Autopsy Digital Forensics Course

Sunday , 12, April 2020

The makers of Autopsy and The Sleuth Kit forensic software are offering their Autopsy training course for a month for all those of us who are staying at home due to Covid-19. The course is from Basis Technology and the offer ends on May 15th. Go here for details: https://autopsy.com/support/training/covid-19-free-autopsy-training/

Autopsy is a general purpose toolkit for digital forensic investigations. It provides a GUI for their Sleth Kit software and other software, and is extensible via modules. The nice thing about Autopsy is the ability to automate the process of churning through and organizing large amounts of data like images from laptops and smartphones.
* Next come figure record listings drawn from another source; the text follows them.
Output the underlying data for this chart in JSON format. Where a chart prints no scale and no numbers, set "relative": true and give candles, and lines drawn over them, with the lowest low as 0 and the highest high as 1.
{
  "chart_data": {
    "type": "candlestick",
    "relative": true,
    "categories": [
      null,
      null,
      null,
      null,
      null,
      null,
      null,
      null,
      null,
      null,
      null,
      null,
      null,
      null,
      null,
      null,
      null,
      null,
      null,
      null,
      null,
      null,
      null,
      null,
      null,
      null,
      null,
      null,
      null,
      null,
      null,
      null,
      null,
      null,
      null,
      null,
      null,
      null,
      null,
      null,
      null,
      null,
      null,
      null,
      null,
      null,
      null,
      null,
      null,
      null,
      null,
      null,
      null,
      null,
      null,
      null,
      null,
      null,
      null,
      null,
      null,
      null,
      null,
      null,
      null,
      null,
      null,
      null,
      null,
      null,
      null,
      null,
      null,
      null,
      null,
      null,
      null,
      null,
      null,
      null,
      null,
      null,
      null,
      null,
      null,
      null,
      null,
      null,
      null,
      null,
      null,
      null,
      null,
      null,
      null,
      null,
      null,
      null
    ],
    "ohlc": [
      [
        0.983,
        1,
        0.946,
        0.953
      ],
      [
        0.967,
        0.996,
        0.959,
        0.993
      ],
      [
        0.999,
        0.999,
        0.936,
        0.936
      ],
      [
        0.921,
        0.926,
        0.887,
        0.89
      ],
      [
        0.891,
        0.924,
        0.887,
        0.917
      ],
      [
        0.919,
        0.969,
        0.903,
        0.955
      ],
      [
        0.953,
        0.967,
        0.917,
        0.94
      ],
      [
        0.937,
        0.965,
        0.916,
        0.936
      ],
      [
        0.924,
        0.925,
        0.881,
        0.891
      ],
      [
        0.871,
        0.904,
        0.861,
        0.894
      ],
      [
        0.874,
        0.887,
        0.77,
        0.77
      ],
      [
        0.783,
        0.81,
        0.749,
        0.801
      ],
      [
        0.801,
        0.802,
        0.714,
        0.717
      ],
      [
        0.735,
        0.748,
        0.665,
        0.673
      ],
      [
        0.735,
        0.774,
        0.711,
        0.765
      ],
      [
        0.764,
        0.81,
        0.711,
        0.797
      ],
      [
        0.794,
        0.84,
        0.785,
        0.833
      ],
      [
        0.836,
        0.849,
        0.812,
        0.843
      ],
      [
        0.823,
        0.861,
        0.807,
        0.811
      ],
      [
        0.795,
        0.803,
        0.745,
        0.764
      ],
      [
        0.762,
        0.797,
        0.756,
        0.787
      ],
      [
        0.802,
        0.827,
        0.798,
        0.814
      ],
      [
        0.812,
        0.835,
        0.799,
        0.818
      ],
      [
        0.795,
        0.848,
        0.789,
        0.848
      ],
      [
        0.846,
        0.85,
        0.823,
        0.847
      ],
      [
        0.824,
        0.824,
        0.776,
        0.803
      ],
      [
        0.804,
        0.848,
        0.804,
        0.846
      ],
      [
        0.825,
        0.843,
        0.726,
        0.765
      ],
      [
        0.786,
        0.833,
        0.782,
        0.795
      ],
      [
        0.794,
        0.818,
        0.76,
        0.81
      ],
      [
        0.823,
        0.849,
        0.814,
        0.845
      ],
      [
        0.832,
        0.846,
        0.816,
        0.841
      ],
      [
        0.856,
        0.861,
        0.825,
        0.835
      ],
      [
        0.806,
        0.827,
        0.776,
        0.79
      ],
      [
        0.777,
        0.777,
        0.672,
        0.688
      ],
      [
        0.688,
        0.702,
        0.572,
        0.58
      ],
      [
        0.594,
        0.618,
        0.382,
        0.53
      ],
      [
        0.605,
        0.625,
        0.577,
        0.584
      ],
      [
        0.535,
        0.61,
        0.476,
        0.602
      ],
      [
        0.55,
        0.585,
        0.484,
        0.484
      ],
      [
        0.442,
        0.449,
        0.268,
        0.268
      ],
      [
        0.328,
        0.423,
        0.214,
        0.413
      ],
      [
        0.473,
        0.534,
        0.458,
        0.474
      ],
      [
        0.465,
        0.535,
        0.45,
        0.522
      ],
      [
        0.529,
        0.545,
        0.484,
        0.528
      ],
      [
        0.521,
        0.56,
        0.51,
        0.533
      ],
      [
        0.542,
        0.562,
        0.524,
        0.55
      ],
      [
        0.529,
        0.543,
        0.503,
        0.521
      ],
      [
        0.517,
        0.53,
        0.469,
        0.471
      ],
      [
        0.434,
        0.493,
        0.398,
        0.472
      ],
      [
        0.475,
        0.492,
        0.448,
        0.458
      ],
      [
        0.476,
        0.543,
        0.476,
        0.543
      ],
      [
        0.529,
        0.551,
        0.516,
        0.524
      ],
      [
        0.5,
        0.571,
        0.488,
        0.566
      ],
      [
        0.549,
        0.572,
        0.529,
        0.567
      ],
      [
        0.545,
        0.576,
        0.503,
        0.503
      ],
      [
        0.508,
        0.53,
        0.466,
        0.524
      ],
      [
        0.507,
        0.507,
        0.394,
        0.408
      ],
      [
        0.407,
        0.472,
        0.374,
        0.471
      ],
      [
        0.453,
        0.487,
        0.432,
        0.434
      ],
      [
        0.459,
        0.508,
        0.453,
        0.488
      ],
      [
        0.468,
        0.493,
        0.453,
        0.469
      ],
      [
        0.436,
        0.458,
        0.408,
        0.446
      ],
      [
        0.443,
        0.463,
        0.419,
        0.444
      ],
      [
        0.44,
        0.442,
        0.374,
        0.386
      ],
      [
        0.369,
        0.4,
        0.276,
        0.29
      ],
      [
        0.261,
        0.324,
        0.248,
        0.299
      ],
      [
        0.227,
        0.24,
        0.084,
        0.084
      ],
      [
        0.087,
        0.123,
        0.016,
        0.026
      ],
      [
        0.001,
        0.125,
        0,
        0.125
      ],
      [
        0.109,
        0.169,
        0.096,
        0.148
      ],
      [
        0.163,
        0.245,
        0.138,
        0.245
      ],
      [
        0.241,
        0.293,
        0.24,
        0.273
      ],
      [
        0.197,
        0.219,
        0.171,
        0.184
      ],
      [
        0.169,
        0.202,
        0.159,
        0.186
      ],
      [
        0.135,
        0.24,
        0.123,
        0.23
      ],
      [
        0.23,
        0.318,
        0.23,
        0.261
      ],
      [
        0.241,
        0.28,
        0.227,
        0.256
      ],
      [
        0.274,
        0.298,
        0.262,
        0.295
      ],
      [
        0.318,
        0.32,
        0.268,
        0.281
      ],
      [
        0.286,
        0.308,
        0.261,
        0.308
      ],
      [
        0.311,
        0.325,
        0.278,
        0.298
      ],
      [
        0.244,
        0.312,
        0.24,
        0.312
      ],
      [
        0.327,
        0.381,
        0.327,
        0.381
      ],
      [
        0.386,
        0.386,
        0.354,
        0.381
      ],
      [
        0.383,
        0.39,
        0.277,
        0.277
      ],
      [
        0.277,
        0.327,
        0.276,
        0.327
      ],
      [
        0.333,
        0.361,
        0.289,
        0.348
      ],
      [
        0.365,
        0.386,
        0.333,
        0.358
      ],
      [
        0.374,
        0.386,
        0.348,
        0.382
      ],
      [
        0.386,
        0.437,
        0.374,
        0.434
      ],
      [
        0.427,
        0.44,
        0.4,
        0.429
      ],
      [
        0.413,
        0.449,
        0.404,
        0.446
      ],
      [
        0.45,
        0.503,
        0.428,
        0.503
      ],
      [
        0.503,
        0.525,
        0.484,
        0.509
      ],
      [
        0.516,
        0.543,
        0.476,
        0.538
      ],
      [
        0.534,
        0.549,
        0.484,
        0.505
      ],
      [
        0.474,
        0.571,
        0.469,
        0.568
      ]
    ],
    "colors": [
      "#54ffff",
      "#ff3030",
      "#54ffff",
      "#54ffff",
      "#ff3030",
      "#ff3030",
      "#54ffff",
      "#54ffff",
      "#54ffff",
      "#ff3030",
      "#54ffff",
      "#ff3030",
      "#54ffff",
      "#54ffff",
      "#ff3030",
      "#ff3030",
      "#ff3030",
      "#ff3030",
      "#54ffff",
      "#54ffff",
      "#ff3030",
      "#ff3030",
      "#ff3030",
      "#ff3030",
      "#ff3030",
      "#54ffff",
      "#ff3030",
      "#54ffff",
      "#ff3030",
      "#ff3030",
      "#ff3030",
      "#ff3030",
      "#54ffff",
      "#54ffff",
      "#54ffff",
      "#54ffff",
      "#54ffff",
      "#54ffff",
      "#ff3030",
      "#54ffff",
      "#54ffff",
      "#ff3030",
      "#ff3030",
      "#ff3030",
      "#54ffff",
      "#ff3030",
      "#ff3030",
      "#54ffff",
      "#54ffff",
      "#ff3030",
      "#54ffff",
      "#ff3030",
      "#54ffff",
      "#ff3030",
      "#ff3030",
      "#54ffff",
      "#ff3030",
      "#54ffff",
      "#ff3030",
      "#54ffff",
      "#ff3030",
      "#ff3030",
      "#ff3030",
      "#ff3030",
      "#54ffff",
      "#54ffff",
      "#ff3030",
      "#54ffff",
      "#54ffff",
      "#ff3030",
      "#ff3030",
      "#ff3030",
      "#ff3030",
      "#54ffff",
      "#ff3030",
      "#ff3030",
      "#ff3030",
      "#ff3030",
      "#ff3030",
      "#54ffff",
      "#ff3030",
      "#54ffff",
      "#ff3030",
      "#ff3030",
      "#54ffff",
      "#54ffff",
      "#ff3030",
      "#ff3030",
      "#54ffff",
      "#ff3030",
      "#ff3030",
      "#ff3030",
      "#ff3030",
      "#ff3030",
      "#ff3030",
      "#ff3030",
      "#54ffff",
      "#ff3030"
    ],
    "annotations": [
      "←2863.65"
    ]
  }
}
Basically you feed Autopsy data from disk images and let it parse through the files and then feed the results through modules to analyze. You end up with file and data -centric views of the source, or communications-based views of the data, or a chronological timeline of events and activity.

The latest version has apparently added the ability to work as teams, using a shared central repository, and that collborative capability has been integrated into many of the basic functions of the software. This is probably a huge deal for organizations with large enough teams to have specialization, that can now have people working on their individual areas of expertise. Best of all it’s free, although osme 3rd party modules are not, and the company offers paid support for corporate customers.

There’s no telling how many pieces of FOSS utilities Autopsy uses under the hood, but it covers most of the bases. In the course I saw mentions of regripper, photorec and more, but also they have added custom code for some parts where nothing quite fit the goals for a particular part of the system.

I didn’t see any ability to handle IoS device images like iPhones, and that’s an issue. A philosophical complaint I have is that it’s written in Java, which I try to keep off my machines. A better way to get platform cross-compatibility of course, is to be web-based like this tool used to be. In fact, forensic-oriented linux distros come with the old web-based version 2.x installed by default. Those did not support using a central repository, so it’s not a viable alternative for many teams.

All in all, I was quite happy to learn about this product, which has changed substantially from the version I had installed. I must comment too that the training course was very well done. As someone who used to create online training for a living take my word for it! There are sample files that go with the course too, so you can try the concepts that are explained in the course. I encourage anyone who is interested to try it today!